Physician cuts will create 'immediate financial instability': 4 thoughts on physician pay

Medicare's physician fee schedule final rule will reduce the conversion factor by 4.48 percent to $33.06 — four physician leaders joined Becker's to discuss how these pay cuts will affect healthcare.

Jack Resneck Jr., MD. President of the American Medical Association: The Medicare payment schedule released today puts Congress on notice that a nearly 4.5 percent across-the-board reduction in payment rates is an ominous reality unless lawmakers act before Jan. 1. The rate cuts would create immediate financial instability in the Medicare physician payment system and threaten patient access to Medicare-participating physicians. The AMA will continue working with Congress to prevent this harmful outcome.
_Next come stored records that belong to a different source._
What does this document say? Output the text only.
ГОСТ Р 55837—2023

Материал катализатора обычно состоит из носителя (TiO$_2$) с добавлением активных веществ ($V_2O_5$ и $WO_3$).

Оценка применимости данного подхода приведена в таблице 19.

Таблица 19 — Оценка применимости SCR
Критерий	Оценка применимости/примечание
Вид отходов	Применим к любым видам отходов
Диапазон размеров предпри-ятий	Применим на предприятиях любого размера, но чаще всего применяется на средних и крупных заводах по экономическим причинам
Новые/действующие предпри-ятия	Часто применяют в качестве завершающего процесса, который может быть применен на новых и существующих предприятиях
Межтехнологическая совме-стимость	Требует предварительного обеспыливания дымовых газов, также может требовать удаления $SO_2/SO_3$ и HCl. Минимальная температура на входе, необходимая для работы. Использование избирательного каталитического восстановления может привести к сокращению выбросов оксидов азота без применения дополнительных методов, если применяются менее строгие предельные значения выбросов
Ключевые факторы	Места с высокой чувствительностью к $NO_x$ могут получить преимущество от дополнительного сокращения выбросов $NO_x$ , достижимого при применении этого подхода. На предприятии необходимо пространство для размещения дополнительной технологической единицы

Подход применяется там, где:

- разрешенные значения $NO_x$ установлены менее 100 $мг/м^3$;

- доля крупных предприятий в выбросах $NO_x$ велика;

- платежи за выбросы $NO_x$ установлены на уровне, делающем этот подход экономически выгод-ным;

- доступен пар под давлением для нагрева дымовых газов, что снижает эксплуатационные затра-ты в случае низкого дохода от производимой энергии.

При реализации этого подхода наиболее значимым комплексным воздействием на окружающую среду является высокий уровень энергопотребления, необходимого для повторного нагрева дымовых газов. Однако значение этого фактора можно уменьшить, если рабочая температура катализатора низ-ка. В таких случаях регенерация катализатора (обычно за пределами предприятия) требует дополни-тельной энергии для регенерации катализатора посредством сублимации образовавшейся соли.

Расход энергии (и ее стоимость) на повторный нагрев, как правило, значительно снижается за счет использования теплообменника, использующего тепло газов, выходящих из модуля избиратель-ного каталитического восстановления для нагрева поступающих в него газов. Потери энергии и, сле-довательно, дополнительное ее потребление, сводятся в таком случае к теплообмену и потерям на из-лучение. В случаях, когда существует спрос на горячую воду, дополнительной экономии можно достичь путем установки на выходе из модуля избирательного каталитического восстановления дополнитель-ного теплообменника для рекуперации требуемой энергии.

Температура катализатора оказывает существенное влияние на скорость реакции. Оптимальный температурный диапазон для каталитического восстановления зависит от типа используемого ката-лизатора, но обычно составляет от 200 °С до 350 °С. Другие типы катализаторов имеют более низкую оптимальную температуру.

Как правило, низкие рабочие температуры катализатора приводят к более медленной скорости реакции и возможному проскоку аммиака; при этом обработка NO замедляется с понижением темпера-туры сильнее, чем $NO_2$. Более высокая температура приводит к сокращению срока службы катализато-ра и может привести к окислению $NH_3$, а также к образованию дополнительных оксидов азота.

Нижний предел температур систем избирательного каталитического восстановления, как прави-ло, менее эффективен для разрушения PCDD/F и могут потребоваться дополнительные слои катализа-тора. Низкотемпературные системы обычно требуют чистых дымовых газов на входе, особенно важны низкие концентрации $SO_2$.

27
Sandy Berreth, RN. Medicare Surveyor at the Accreditation Association for Ambulatory Health Care: Declining physicians' pay may lead to more physician/hospital employment. However, the key for our industry to succeed is the ASC industry itself. Payers are starting to realize and promote ASC services. Therefore, healthcare organizations big and small are going to need to develop relationships or partnerships with existing ASCs or build their own.

Maxim Sheinman. Director of Business Development Hospital Corp. of America: Declining reimbursement will lead to additional physician employment by larger health systems. Will also cause declining quality and availability of physician services. More physicians will become employed and will perform less cases in an ASC setting. We will continue to see the consolidation and corporatization of medical practices. More physicians will seek employment in private equity-backed corporations for stable income. Finally, the standard of medicine in this country will continue to decline.

Shamsideen Musa, MD. Pain Management Physician (Anchorage, Alaska): If physician payments continue to decline, we will continue to see the consolidation and corporatization of medical practices. As a result, patients will likely continue to experience the depersonalization and corporate feel of medical treatment offered by large groups. Physicians will increasingly seek employment at hospitals and private equity-backed corporations for stable income while the number of solo practitioners declines.